По утрам понурые, невыспавшиеся, но уже успевшие замёрзнуть студенты, закутавшись в несколько слоёв одежды, стекались в Большой зал на завтрак. Обратно в гостиные они возвращались уставшими и практически не стояли на ногах. Смотреть на них было больно: бледные, лохматые, заторможенные, втянувшие голову в плечи.
Но Альбус Дамблдор чувствовал себя хуже всех их вместе взятых.

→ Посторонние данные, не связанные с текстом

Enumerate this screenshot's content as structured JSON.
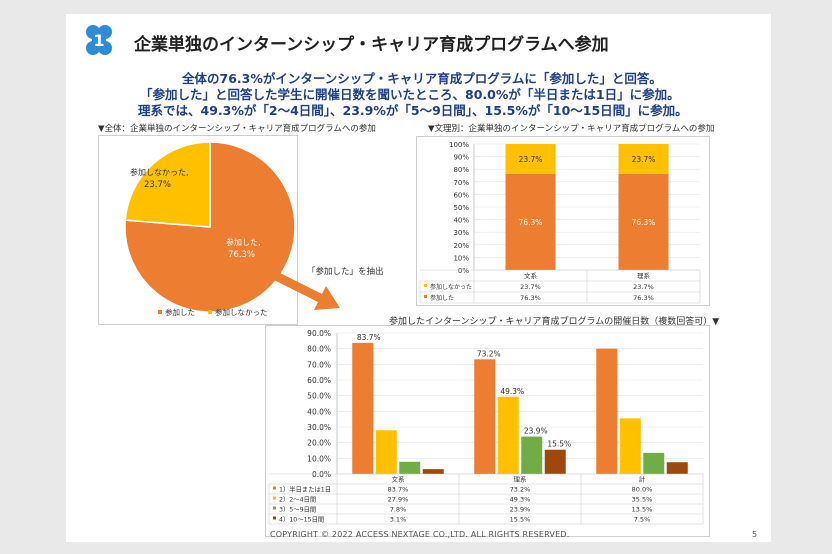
{
  "title": "企業単独のインターンシップ・キャリア育成プログラムへ参加",
  "summary": [
    "全体の76.3%がインターンシップ・キャリア育成プログラムに「参加した」と回答。",
    "「参加した」と回答した学生に開催日数を聞いたところ、80.0%が「半日または1日」に参加。",
    "理系では、49.3%が「2～4日間」、23.9%が「5～9日間」、15.5%が「10～15日間」に参加。"
  ],
  "arrow_label": "「参加した」を抽出",
  "footer": "COPYRIGHT © 2022 ACCESS NEXTAGE CO.,LTD. ALL RIGHTS RESERVED.",
  "page_number": "5",
  "colors": {
    "orange": "#ed7d31",
    "yellow": "#ffc000",
    "green": "#70ad47",
    "brown": "#9e480e",
    "title_blue": "#1f3f86",
    "logo": "#2e8bd6"
  },
  "chart_data": [
    {
      "type": "pie",
      "title": "▼全体：企業単独のインターンシップ・キャリア育成プログラムへの参加",
      "slices": [
        {
          "name": "参加した",
          "value": 76.3,
          "label": "参加した,\n76.3%",
          "color": "#ed7d31"
        },
        {
          "name": "参加しなかった",
          "value": 23.7,
          "label": "参加しなかった,\n23.7%",
          "color": "#ffc000"
        }
      ],
      "legend": [
        "参加した",
        "参加しなかった"
      ],
      "legend_position": "bottom"
    },
    {
      "type": "bar",
      "stacked": true,
      "title": "▼文理別：企業単独のインターンシップ・キャリア育成プログラムへの参加",
      "categories": [
        "文系",
        "理系"
      ],
      "series": [
        {
          "name": "参加しなかった",
          "values": [
            23.7,
            23.7
          ],
          "labels": [
            "23.7%",
            "23.7%"
          ],
          "color": "#ffc000"
        },
        {
          "name": "参加した",
          "values": [
            76.3,
            76.3
          ],
          "labels": [
            "76.3%",
            "76.3%"
          ],
          "color": "#ed7d31"
        }
      ],
      "ylim": [
        0,
        100
      ],
      "yticks": [
        "0%",
        "10%",
        "20%",
        "30%",
        "40%",
        "50%",
        "60%",
        "70%",
        "80%",
        "90%",
        "100%"
      ],
      "data_table": true
    },
    {
      "type": "bar",
      "title": "参加したインターンシップ・キャリア育成プログラムの開催日数（複数回答可）▼",
      "categories": [
        "文系",
        "理系",
        "計"
      ],
      "series": [
        {
          "name": "1）半日または1日",
          "values": [
            83.7,
            73.2,
            80.0
          ],
          "labels": [
            "83.7%",
            "73.2%",
            "80.0%"
          ],
          "color": "#ed7d31"
        },
        {
          "name": "2）2～4日間",
          "values": [
            27.9,
            49.3,
            35.5
          ],
          "labels": [
            "27.9%",
            "49.3%",
            "35.5%"
          ],
          "color": "#ffc000"
        },
        {
          "name": "3）5～9日間",
          "values": [
            7.8,
            23.9,
            13.5
          ],
          "labels": [
            "7.8%",
            "23.9%",
            "13.5%"
          ],
          "color": "#70ad47"
        },
        {
          "name": "4）10～15日間",
          "values": [
            3.1,
            15.5,
            7.5
          ],
          "labels": [
            "3.1%",
            "15.5%",
            "7.5%"
          ],
          "color": "#9e480e"
        }
      ],
      "data_labels_shown": [
        "83.7%",
        "73.2%",
        "49.3%",
        "23.9%",
        "15.5%"
      ],
      "ylim": [
        0,
        90
      ],
      "yticks": [
        "0.0%",
        "10.0%",
        "20.0%",
        "30.0%",
        "40.0%",
        "50.0%",
        "60.0%",
        "70.0%",
        "80.0%",
        "90.0%"
      ],
      "data_table": true,
      "grid": true
    }
  ]
}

Он не высыпался. Одежды оказалось недостаточно, чтобы согреть даже тело, не говоря уже о душе и чувствах. Гарри полностью погрузился в учёбу и проект, окружив себя горами книг и пергаментов, и ни холод, ни недосып практически не сказывались на нём. Да, он был бледным, но в таких условиях все были бледными. Эбби чудил раз за разом, выкидывая всё более и более неприятные фокусы. От сов из Дурмстранга он уже давно не ждал ничего хорошего. Лер злился, требовал прекратить общение с Гарри. Сам Ал, тоже в порыве злости, написал, что не приедет и на Пасхальные каникулы, после чего Гриндевальд окончательно вышел из себя. Он слал письма — Альбус не отвечал. Были даже пара-тройка громовещателей, которые Дамблдор смог уничтожить до того, как они взорвались, наполняя Большой зал оглушительными воплями. Хотя он сильно сомневался, что Лер стал бы кричать. Он никогда не кричал.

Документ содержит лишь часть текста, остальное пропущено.